The heart of this text-generator is a GPT-2 model. I used Max Woolf's gpt-2-simple (https://github.com/minimaxir/gpt-2-simple) to fine-tune a GPT-2 model on my diary dataset.
According to Wikipedia, GPT-2 is a text generating model developed by OpenAI and was trained on a corpus, called WebText, which has over 8 million documents of text from Reddit. It is great at generating fake news, and was thought to pose a significant threat by the academic community. (This project was just for fun and I don't intend to threaten anybody with my diary entries.)

I was able to find and type up 393 total diary entries, varying in different lengths and concatenate them in one .txt file. The GPT-2 model can be fine-tuned with a custom corpus that is in a .txt file with each sentence as a new line as input. I chose the "small" 124M parameter model to fine-tune my diary entries on.

After fine-tuning the model for about 45 minutes, I was able to start generating text with it. Although my app only has one setting, which is the default setting of length and temperature, it is possible to tweak it so that it generates more or less text with more or less "creativity" ("letting the model pick suboptimal predictions"). You can even enter a prefix to tell the generator to start from a certain letter, word, or phrase. But, my app only has one button to run the model and generate text.
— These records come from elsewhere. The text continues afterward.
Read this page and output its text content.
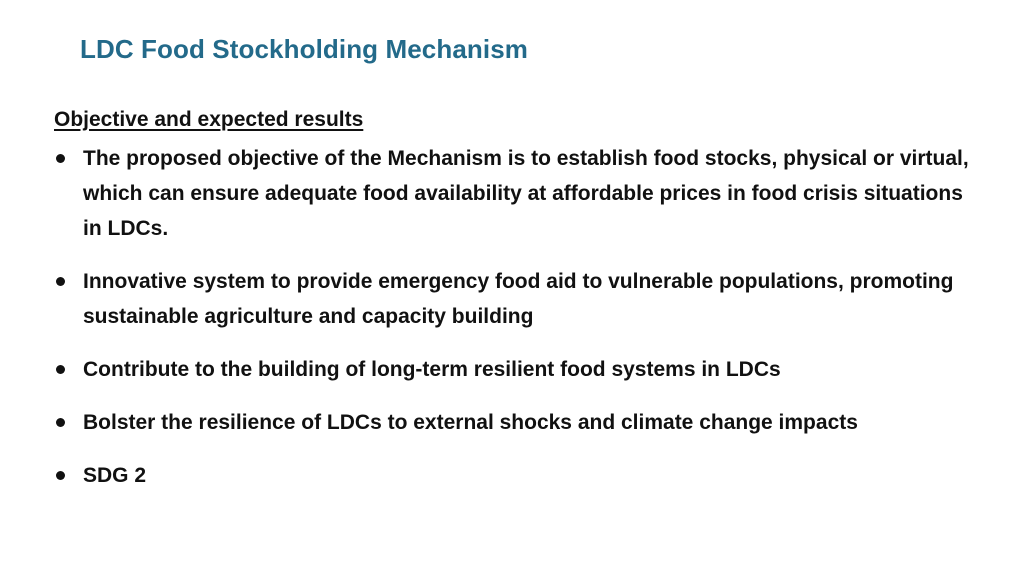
LDC Food Stockholding Mechanism
Objective and expected results
The proposed objective of the Mechanism is to establish food stocks, physical or virtual, which can ensure adequate food availability at affordable prices in food crisis situations in LDCs.
Innovative system to provide emergency food aid to vulnerable populations, promoting sustainable agriculture and capacity building
Contribute to the building of long-term resilient food systems in LDCs
Bolster the resilience of LDCs to external shocks and climate change impacts
SDG 2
The fine-tuning was run in a Google Colab notebook, specifically with this notebook - https://colab.research.google.com/drive/1VLG8e7YSEwypxU-noRNhsv5dW4NfTGce

After I downloaded the fine-tuned model on my computer, I created a flask app to run it. I then used Docker and Google Cloud to deploy my app.

This was my first time using Docker and Google Cloud.

You can access my diary generator app here - https://diary-khmwtmm5lq-uc.a.run.app/

And the code for it here - https://github.com/morningkaren/diary-generator

Stay tuned for Diary Project Part 2, where I delve into the topic modeling portion of my project.

Sunday, January 19, 2020

Discover a Houseplant App

Did you know that January 10th was National Houseplant Day? It was a great coincidence that around that time, I was working on an app that is supposed to recommend similar houseplants to people so that they can discover different plants they might like.

Motivation

I got the inspiration to create an app revolving around houseplants because my mom, cousin, and best friend are plant lovers. Their houses are basically mini-forests. I scraped all my data off of houseplant411.com, created a crude recommendation system and dressed it up in a flask app which was lastly deployed on Heroku.

Data

The data I scraped included images of the 136 different popular house plants, their descriptions, and other information related to their care such as light, water, fertilizer, temperature, humidity, flowering, pests, diseases, soil, pot size, pruning, propagation, special occasion, and poisonous plant information. I used beautiful soup to do all of my web-scraping.


The Recommendation System

At the core of my app is a recommendation system made possible by using cosine similarity on vectors created using Tfidfvectorizer. The vectors came from the text descriptions of the plants and care information related to the plants. I compared the vectors that came from just the text descriptions using cosine similarity to create a cosine similarity matrix. I also compared the vectors that came from care information using cosine similarity to create another matrix. I then found the average of the two matrices to create my last matrix which I used to recommend 5 different, yet similar plants to a plant of the user's choice.

The App

The application can be found here - https://discover-a-houseplant.herokuapp.com/

The idea of the app is that three random plants are generated from my list of 136 plants. A user chooses one of the plants he or she likes and then they are brought to a new page which has 5 similar, yet different plants to the plant he or she chose. There is a photo, a name and a description of each plant on each page of the application.

Results

You can decide if you like the recommendations put forth by this app or not! But, I think this is a fun way to discover new plants.